In Winter of Love, Doğan mixes family history, accounts of what love is, family members’ experiences, friends’ recollections, and love songs. The film touches on many bigger themes as well, such as cultural traditions and modernity, diasporas and survival. But these are never central. It is simply not what the film is about. Love stories from the past are embedded in Turkish culture, and include arranged marriages and violence (“by day he hit you, by night he embraced you”, as Doğan’s grandmother puts it); although it feels like doing the film injustice to directly relate it to such bigger themes.

Cemal and Emine’s story transcends this because of their move to the Netherlands. The uncle and aunt that accompanied them left old-fashioned ideas behind. This film is about love, and love only. In that sense, Winter of Love seems unremarkable, given that so many films are about love. Having said that, what stands out is the care and precision (and love) with which it is made.

The interviews are filmed with medium close-ups at most but usually from a greater distance, which provides some respite given the dictatorship of extreme close-ups these days. Silences are allowed. Along with the interviews, we follow in the tracks of Cemal and Emine, from Derebaşi in Turkish Kurdistan, to Adana near Turkey’s south coast, to Enschede, the Netherlands. Doğan allows plenty of time to introduce and illustrate all these places. She lets us “land” there before the story continues.

There are pictures from the past and scenes from the present. This patchwork, so carefully crafted, has no loose ends. The love songs the family members sing are not all about ideal love between partners. In some cases they illustrate the singer’s own situation more than that of Cemal and Emine. “I am cold, cover me with a blanket, mother” sings an aunt, who was married to Doğan’s uncle when she was just 14. “The deep conversations with you I dream about at night, I see you hold with others by day” sings another aunt, who was married but had the courage to leave her husband and seems the most sceptical about love. She feels Cemal is making up, but according to her: “Duties do not exist in love”.

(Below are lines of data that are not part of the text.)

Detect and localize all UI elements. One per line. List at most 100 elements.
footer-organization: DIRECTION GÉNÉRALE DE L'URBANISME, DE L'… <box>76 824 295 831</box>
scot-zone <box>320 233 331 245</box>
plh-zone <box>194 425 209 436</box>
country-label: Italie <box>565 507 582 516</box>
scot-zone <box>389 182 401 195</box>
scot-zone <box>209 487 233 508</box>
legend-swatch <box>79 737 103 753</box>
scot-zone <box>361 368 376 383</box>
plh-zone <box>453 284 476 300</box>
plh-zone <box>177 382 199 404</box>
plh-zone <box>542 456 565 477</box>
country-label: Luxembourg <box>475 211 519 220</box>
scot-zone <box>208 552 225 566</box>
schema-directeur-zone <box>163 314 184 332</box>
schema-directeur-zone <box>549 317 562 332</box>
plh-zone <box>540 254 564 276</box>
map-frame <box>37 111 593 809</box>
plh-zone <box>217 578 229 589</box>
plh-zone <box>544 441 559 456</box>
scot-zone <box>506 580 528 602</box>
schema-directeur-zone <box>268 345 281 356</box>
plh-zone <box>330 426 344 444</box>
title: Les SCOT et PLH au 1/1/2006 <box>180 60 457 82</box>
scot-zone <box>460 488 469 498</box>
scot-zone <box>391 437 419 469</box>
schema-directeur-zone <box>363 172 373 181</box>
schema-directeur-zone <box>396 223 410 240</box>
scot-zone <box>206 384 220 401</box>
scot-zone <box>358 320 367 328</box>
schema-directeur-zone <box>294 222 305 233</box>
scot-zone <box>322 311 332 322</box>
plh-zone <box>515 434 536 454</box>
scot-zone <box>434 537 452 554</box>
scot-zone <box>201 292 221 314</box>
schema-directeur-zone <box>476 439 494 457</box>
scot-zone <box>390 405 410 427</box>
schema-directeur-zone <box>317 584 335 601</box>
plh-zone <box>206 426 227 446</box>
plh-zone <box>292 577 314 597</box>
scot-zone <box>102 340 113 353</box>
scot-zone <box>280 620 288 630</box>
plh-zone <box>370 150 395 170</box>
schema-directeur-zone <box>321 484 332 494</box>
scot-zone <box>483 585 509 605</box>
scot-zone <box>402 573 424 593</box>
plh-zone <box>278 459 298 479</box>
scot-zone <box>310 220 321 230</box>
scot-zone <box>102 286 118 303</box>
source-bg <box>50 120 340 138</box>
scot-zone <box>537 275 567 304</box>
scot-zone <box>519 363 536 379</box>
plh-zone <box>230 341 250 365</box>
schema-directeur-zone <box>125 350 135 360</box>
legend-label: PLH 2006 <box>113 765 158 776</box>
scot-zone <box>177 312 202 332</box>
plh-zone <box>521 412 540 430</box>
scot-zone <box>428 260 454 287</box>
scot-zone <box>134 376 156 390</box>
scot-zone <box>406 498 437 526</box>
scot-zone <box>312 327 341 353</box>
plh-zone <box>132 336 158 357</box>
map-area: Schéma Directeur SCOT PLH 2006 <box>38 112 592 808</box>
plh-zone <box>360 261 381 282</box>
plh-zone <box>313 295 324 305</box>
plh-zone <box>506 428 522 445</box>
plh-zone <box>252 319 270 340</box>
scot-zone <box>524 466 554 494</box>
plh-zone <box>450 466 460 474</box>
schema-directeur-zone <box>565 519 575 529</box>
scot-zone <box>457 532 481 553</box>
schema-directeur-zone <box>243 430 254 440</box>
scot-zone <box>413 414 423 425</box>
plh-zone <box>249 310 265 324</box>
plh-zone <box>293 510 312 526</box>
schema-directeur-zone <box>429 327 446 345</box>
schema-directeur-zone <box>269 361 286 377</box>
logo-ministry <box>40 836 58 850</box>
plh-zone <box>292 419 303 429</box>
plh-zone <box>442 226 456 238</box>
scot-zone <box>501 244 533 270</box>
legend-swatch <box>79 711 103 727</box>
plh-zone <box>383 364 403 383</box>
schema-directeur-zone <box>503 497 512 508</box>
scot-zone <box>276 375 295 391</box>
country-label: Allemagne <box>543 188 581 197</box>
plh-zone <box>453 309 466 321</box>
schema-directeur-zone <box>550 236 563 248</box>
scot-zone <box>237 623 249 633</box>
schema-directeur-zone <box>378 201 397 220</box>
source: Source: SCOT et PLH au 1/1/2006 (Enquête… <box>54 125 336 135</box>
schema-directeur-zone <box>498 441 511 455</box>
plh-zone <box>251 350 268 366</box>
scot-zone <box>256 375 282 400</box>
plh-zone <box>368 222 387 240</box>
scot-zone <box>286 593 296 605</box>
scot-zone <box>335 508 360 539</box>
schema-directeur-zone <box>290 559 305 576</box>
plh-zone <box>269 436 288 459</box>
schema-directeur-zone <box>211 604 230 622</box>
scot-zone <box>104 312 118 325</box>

Slowly, the various stories family members tell show how complex and versatile love is. The stories create nuance in Cemal and Emine’s relationship, but also in Doğan’s perception of her own situation. The stories of earlier generations, with arranged marriages that were more or less successful (as well as a tendency to romanticize past loves, I suspect) and her own parents’ divorce, made her back off. She has made their not-love stories her own. But she is in a different position, having grown up in the Netherlands in what would appear to be a relatively modern family. Maybe it’s time to open up to love, she concludes.